L’alchimie de la rencontre du sémioticien Eco et du cinéaste Annaud fabrique une espèce de pierre philosophale – réputée transformer un métal vil en métal précieux – où l’utopie, et non le verbe, se ferait chair.

Extrait du film de JJ Annaud.

On ne peut s’empêcher d’établir la relation avec Fahrenheit 451, roman de Ray Bradbury, (Ballantine books, 1953, Denoël, 1955), dystopie, à l’opposé de l’utopie, elle présente un monde cauchemardesque et détestable. Le livre y est un objet de haine sociétale car il perturbe l’anesthésie produite par la culture de masse. Là encore l’adaptation cinématographique de François Truffaut en 1966 avec Oskar Werner en pompier, Guy Montag et Julie Christie en Clarisse et Linda Montag, illustre magnifiquement le roman.

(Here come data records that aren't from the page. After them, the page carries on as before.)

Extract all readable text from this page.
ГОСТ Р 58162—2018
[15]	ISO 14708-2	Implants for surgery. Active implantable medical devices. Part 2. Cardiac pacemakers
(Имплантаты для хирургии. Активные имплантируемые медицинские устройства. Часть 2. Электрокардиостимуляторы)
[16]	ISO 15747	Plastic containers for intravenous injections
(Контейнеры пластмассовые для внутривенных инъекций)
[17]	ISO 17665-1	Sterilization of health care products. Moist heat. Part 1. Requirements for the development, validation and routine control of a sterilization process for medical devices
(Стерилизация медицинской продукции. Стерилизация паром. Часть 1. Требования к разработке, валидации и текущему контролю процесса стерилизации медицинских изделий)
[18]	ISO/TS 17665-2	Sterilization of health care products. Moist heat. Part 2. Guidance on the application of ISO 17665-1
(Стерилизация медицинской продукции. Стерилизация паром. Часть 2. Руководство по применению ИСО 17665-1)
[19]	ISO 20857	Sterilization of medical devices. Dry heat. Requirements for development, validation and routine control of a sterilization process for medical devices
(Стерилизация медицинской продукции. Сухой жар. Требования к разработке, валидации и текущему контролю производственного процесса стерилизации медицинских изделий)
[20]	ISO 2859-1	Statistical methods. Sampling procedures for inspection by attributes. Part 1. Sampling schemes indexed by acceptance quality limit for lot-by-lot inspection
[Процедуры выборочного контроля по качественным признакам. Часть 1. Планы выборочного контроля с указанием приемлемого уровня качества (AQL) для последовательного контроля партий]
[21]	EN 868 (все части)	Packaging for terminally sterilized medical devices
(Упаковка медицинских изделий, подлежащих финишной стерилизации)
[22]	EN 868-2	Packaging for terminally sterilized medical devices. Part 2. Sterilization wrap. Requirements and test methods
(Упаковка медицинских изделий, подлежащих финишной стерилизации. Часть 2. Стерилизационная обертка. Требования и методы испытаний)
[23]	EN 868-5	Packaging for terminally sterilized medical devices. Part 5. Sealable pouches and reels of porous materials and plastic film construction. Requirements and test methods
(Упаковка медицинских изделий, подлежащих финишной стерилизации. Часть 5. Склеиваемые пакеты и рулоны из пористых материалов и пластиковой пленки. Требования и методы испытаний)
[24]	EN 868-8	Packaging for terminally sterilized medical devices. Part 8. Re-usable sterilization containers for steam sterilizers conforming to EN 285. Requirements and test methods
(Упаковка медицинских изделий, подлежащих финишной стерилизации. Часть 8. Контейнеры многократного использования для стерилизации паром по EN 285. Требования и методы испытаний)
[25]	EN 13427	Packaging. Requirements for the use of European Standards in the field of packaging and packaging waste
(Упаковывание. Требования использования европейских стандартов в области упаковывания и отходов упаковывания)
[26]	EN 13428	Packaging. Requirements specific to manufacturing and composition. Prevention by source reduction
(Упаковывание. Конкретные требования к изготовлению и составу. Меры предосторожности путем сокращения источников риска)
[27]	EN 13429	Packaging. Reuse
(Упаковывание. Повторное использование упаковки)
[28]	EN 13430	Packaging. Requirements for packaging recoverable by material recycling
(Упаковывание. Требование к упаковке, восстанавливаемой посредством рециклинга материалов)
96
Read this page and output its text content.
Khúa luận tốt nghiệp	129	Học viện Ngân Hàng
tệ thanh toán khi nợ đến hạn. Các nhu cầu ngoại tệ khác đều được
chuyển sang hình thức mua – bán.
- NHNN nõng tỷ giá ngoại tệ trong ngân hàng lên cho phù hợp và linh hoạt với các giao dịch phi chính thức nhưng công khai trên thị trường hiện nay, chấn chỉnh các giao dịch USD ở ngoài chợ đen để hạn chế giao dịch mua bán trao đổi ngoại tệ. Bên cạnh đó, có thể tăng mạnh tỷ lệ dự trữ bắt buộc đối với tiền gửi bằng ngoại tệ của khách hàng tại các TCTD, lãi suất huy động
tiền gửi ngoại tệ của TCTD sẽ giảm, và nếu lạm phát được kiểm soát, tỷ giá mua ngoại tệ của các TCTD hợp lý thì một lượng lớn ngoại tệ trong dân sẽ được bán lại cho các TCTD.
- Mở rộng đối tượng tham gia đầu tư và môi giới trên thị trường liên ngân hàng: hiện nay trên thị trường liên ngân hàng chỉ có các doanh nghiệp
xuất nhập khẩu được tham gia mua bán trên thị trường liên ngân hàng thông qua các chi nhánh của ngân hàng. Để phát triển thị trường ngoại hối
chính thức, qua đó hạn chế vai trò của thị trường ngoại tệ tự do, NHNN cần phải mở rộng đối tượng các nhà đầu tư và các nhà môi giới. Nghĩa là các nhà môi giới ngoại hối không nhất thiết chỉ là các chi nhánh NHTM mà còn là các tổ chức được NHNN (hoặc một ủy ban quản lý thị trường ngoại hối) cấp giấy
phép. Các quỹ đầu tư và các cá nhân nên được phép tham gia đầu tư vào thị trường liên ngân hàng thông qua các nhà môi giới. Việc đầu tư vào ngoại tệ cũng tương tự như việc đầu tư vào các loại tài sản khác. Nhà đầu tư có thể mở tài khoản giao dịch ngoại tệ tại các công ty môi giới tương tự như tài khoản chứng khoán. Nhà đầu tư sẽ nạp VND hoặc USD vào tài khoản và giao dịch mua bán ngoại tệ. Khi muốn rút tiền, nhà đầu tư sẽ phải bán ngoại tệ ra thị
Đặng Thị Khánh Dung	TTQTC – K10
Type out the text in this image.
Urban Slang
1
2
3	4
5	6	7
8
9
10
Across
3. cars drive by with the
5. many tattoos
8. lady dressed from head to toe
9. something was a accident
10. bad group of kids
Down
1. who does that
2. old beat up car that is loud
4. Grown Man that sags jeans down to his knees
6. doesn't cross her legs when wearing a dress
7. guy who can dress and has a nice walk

L’errance créative, Graal du chercheur ?

Plus profond encore, Umberto Eco dévoile le complot de la classification. Elle représente l’ordre de la bibliothèque et l’ordre pour la bibliothèque, et parfois le désordre voire le désarroi, pour le lecteur. Elle organise les connaissances et les enferme en même temps, les empêchant de communiquer entre elles. Les collections des bibliothèques se constituent entre la classification, organisation intellectuelle des connaissances présentant une vision du monde, et le classement, rangement des documents sur les rayonnages pour optimiser l’espace.

L’utilisateur doit apprendre à chercher, puis à trouver, sans l’aide ou la médiation d’un bibliothécaire. La navigation entre les travées de la bibliothèque, en magasin ou libre accès, comme sur le web apparaît comme le mode d’accès aux connaissances le plus facile et le plus intuitif. L’utopie serait donc de vouloir inventer une classification universelle à l’usage de tous. La réalité et le Graal seraient donc l’errance créative, la sérendipité, quelles qu’en soient les modalités pratiques.

L’ultime complot dénoncé mezza voce par Umberto Eco serait donc celui de Google et consorts. Il en exorcise les ramifications par la cérémonie laïque de ses obsèques. J’espère que ce bref papier en est l’humble écho.